For retail workers, the push for unionized labor is certainly something of an uphill battle. Aside from grocery store workers, retail workers are generally less likely to be represented by a union. “There has always been some presence of unionization in retail,” Rachleff said. “Most of that has been in supermarkets.”

Aaron Sojourner, associate professor at the U of M’s Carlson School of Management, estimates that just about 5 percent of retail workers are part of a union nationally. That compares to about 10 percent of manufacturing workers. But similar to the push for organized labor in the hospitality industry in late 2020, the Covid-19 pandemic continues to raise the stakes for frontline workers of all stripes.

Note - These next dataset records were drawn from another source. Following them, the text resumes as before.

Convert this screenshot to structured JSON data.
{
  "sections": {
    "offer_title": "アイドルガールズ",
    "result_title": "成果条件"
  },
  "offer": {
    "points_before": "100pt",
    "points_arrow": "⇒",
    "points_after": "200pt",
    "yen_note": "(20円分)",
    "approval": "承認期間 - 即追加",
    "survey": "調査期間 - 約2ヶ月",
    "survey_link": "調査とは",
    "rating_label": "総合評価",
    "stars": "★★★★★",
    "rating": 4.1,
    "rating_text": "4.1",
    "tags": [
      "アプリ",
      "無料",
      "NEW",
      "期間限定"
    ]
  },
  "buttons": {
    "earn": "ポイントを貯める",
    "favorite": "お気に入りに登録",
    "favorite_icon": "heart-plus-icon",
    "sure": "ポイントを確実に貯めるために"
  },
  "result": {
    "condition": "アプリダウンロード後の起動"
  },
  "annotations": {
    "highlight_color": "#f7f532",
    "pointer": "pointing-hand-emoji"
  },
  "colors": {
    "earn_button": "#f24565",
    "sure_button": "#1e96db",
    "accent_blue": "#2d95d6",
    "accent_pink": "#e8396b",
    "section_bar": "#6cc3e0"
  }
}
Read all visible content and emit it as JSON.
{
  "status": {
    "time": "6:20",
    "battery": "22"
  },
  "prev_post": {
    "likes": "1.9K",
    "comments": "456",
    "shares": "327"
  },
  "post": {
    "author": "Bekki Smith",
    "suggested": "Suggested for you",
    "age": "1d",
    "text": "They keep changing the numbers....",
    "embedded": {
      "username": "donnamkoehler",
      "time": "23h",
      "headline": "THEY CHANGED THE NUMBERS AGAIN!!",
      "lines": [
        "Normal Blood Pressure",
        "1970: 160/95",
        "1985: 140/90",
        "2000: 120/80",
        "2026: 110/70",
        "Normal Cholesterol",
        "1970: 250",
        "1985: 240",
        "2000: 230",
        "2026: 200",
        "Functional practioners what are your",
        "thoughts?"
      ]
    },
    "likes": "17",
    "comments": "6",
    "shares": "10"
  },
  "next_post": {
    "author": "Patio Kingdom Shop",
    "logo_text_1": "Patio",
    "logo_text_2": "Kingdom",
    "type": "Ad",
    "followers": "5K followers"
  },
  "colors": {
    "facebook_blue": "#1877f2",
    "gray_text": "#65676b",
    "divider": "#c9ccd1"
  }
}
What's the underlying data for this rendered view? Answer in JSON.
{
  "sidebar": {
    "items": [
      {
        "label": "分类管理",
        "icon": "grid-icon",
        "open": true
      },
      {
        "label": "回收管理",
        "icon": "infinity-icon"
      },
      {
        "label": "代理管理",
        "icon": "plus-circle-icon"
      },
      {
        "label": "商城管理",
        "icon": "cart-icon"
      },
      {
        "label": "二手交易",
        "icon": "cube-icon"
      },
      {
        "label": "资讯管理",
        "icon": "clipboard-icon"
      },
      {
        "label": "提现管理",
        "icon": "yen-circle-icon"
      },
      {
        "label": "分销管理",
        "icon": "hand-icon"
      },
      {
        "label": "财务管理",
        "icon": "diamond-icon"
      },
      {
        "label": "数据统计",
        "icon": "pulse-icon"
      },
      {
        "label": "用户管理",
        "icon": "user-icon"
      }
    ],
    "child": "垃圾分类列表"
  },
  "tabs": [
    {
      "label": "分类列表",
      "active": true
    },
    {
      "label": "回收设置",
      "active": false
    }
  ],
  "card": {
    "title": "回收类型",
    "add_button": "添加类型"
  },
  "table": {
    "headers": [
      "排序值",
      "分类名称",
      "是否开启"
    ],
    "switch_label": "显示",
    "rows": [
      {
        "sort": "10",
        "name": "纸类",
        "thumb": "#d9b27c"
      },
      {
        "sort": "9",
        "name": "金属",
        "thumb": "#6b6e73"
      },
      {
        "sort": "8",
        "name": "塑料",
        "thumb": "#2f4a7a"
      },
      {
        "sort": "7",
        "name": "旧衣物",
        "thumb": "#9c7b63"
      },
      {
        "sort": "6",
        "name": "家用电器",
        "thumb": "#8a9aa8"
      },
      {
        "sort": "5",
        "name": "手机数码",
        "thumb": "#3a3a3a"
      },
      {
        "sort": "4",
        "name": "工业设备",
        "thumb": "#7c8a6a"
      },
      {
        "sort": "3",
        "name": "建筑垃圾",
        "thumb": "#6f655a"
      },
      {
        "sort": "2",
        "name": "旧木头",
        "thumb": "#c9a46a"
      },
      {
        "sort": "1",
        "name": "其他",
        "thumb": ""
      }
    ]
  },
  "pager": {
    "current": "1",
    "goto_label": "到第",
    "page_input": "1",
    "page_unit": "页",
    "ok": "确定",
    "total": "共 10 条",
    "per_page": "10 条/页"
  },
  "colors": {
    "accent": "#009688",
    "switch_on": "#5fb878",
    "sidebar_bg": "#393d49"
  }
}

“Many jobs worsened in terms of working conditions during the pandemic, especially face-to-face service jobs,” Sojourner said in an email. “More risks and more stress. Workers have more leverage right now, with more openings per jobseeker and more quits per discharge, than anytime in recent decades. They want to push to claim more of the value that their jobs create.”

Workers at the Half Price Books location in St. Louis Park.
Workers at the Half Price Books location in St. Louis Park.
Photo courtesy of United Food and Commercial Workers Local 663

For Half Price Books workers in St. Louis Park, unionization provides a chance to secure “livable wages, better working conditions, and a seat at the table,” they said in a statement. Back in October, a worker at the Half Price Books in Roseville told The Racket that a union would be “huge for worker power.”

Though smaller in number these days, unions certainly still have some degree of leverage. Consider the recent strike at four Kellogg’s food plants, which lasted nearly three months and led some Americans to boycott the company’s brands. That strike finally ended when Kellogg’s agreed to an across-the-board wage bump for workers.

Then there’s the John Deere strike in late 2021, which lasted five weeks and resulted in a 10 percent wage immediate wage increase for workers.

Organized labor has been on a steady decline over the last few decades. Back in 1973, about 1 in 4 American workers were part of union; by 2020, just 10.8 percent of the nation’s workforce were unionized, according to research by Georgia State University professors Barry Hirsch and David Macpherson.

Another shot at retention?

As Americans continue to quit their jobs in record numbers, unionized labor may actually help businesses hold on to workers, Rachleff said. “Some commentators have pointed out that maybe it’s actually in the best interest of the employer to create a stable workforce,” he said.

Rachleff argues that booksellers, in particular, stand to benefit from longer-term employees. “Customers often look to the workers for recommendations,” he said. “I would think that a more stable workforce would be better for a bookstore, given the importance of those interactions.”

What might all this mean for other retail workers? Might we one day see a unionized workforce at, say, Target or Best Buy? For now, U.S. labor law makes it a bit more difficult to organize at massive chains, Rachleff said. Under existing law, workers at chain stores can only organize one store at a time, instead of setting up a companywide union. “That has made organizing at chains stores particularly difficult,” Rachleff said. But he says he’s heard reports from Target workers in Virginia who appear to be inching toward organizing.

With scores of American companies pulling in record profits – including a few in Minnesota – workers may feel more emboldened than ever.

“U.S. corporate profits are at a record high, though that’s very unequally distributed across enterprises,” Sojourner said. “Some employers are raking it in, while others struggle.”